In particular, a cereal suspension was prepared in a Thermomix. First, 3% by weight of sugar was dissolved in demineralized water. Then, 6.7% by weight of unhydrolyzed oat flour and 3% by weight of sunflower oil were added and stirring was continued in the Thermomix at speed 3 for 10 min at room temperature to obtain a cereal suspension.

0 wt%, 0.05 wt%, 0.1 wt%, 0.25 wt% or 0.5 wt% ascorbic acid was then added to the cereal suspension and stirred for 20 minutes at 60° C. A cereal suspension without ascorbic acid was used as a control.

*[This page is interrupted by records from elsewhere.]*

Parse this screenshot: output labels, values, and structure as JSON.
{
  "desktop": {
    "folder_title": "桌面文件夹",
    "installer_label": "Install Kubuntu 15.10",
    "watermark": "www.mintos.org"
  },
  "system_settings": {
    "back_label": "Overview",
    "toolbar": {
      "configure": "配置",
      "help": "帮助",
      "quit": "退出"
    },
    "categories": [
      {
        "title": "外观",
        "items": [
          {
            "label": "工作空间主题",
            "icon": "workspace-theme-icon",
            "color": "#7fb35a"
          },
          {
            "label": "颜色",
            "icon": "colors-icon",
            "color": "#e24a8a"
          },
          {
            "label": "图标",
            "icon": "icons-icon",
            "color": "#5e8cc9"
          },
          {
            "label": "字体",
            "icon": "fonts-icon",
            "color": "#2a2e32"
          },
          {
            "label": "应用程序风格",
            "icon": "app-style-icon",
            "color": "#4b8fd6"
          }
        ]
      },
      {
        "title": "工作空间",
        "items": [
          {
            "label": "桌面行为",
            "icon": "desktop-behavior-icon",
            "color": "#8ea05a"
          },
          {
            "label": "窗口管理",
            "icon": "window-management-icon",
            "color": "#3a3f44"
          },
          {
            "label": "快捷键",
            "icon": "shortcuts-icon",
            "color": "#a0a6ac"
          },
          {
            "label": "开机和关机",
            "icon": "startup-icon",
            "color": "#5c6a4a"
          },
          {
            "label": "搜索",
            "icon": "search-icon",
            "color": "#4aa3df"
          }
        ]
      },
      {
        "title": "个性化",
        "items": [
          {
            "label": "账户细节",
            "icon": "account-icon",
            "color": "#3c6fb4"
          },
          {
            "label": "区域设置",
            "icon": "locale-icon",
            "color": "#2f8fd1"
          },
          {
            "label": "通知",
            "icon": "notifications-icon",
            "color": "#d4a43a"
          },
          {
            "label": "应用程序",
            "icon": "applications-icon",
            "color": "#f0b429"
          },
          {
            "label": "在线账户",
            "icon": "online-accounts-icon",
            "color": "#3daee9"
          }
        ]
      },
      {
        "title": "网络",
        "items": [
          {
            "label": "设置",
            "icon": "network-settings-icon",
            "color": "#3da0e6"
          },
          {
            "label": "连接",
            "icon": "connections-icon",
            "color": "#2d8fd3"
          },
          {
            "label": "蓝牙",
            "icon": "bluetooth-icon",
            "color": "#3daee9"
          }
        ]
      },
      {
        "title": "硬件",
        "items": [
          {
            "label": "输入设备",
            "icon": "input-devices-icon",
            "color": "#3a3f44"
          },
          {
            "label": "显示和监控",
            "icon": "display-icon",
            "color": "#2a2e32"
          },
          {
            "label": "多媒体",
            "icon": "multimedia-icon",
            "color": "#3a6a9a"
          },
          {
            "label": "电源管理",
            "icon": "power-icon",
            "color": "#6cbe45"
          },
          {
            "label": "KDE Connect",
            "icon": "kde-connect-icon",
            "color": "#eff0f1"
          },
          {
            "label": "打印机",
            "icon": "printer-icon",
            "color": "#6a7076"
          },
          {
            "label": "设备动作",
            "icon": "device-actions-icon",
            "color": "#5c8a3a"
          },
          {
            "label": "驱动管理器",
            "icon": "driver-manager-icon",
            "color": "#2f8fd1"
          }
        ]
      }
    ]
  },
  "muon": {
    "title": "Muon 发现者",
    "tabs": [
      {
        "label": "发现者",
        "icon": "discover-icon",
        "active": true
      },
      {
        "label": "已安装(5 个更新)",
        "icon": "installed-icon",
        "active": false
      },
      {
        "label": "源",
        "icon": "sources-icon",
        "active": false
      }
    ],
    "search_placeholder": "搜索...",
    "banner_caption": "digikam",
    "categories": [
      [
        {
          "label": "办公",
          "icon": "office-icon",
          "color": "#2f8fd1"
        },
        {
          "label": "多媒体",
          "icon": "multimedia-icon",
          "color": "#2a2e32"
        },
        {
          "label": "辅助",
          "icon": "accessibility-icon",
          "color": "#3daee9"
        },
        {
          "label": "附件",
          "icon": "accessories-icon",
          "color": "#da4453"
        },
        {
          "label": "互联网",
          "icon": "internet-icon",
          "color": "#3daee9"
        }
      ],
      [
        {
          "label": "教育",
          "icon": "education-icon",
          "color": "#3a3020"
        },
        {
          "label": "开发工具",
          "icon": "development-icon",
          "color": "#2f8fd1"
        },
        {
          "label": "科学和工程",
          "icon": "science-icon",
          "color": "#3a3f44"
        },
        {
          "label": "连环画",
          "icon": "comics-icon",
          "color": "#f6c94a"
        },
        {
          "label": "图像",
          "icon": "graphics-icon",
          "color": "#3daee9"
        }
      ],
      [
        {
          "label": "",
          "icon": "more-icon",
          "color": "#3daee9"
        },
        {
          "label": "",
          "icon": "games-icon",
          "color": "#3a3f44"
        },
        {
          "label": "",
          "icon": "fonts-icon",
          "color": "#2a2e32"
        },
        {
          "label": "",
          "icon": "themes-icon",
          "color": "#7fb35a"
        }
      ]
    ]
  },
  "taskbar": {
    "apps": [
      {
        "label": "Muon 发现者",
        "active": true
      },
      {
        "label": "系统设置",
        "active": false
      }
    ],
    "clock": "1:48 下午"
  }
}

The different cereal suspensions were then immediately homogenized in a tabletop homogenizer GEA Panda 2000 (GEA Group, Aktiengesellschaft, Switzerland) at 200 bar and pasteurized at 90° C. for 10 minutes. The cereal suspensions were divided into samples of about 100 g. Thereafter, the cereal suspension samples were inoculated with the starter culture A of Example 2. After inoculation, the cereal suspensions were fermented in 125 mL plastic jars at 37° C. for 4.5 hours to obtain plant-based yogurt analogs. The samples were then immediately cooled to 8° C. and stored at the same temperature.

The adhesion of the different samples was measured to evaluate the stickiness and viscosity of the different samples in the same tanks where fermentation was performed according to the method provided in Example 1. A one-way ANOVA was used to evaluate the differences between the control (i.e., samples without ascorbic acid addition) and the samples with ascorbic acid addition.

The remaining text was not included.